Village in Manipur, India

Kangchup is a village in the Lamshang subdivision of Imphal West district, in the Indian state of Manipur. The village and nearby hamlets were impacted by the Meitei–Kuki ethnic violence that started in Manipur in May 2023. By reports from 2024 to 2025, some people began to return, and rehabilitation efforts were underway.

== Geography ==
Kangchup is located within the Lamshang subdivision of Imphal West district. The village is accessible via local district roads which connect to the broader Imphal–Kangchup Road.
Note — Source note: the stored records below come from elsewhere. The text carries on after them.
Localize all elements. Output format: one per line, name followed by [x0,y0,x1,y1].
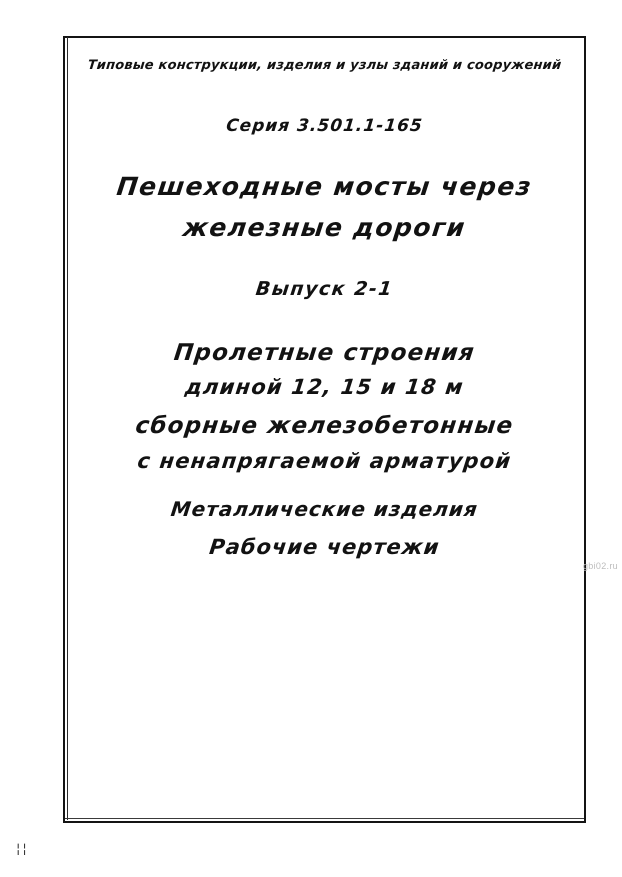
watermark-text: gbi02.ru [583,561,618,571]
subtitle-line-3: сборные железобетонные [134,413,515,439]
subtitle-line-6: Рабочие чертежи [207,535,442,559]
subtitle-line-2: длиной 12, 15 и 18 м [183,375,466,399]
document-header-line: Типовые конструкции, изделия и узлы зданий и сооружений [86,58,563,73]
document-title-line-1: Пешеходные мосты через [115,172,534,201]
subtitle-line-1: Пролетные строения [172,340,477,366]
stray-ink-mark: ¦¦ [16,842,29,857]
series-number: Серия 3.501.1-165 [225,116,424,136]
subtitle-line-5: Металлические изделия [169,497,480,521]
issue-number: Выпуск 2-1 [254,278,395,300]
subtitle-line-4: с ненапрягаемой арматурой [136,449,513,473]
document-title-line-2: железные дороги [181,213,468,242]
An existing project aims to extend it to Tamenglong.

== Demographics ==
According to the 2011 Census;

- Kangchup had a population of 286 people with 64 families residing. 138 people are males while 148 are females.
- Average sex ratio was 1072 females per 1000 males.
- There were 32 children under 6.
- The child sex ratio was 778 females per 1000 males.
- The literacy rate was 83.46%.

== Constituency ==
The Kangchup village is part of the Lamsang Assembly constituency and the Inner Manipur Lok Sabha constituency.

== Economy ==
The economy of Kangchup relies primarily on agriculture and is supplemented by small-scale trade and labour in nearby markets.

== Transport ==
According to the 2011 District Census Handbook (Village & Town Directory) for Imphal West, Kangchup has local road access and public transport options. The village is located along the Imphal-Kangchup-Tamenglong Road, a key route that is being upgraded through the ABD-financed SASEC Road Connectivity Investment Programme.

The land-acquisition notices from the Imphal West district administration identify Kangchup as part of the road corridor.

== 2023-2025 Manipur violence ==
During the outbreak of ethnic violence in Manipur in May 2023, Kangchup was one of the areas covered by national and international media as affected by the conflict and the resulting humanitarian crisis.

In the following years, news reports highlighted ongoing security incidents in parts of Imphal West.

The reports also mentioned that some displaced families began to return. By mid-2025, several national outlets reported that some Meitei families started going back to Kangchup and nearby villages as part of rehabilitation and recovery efforts.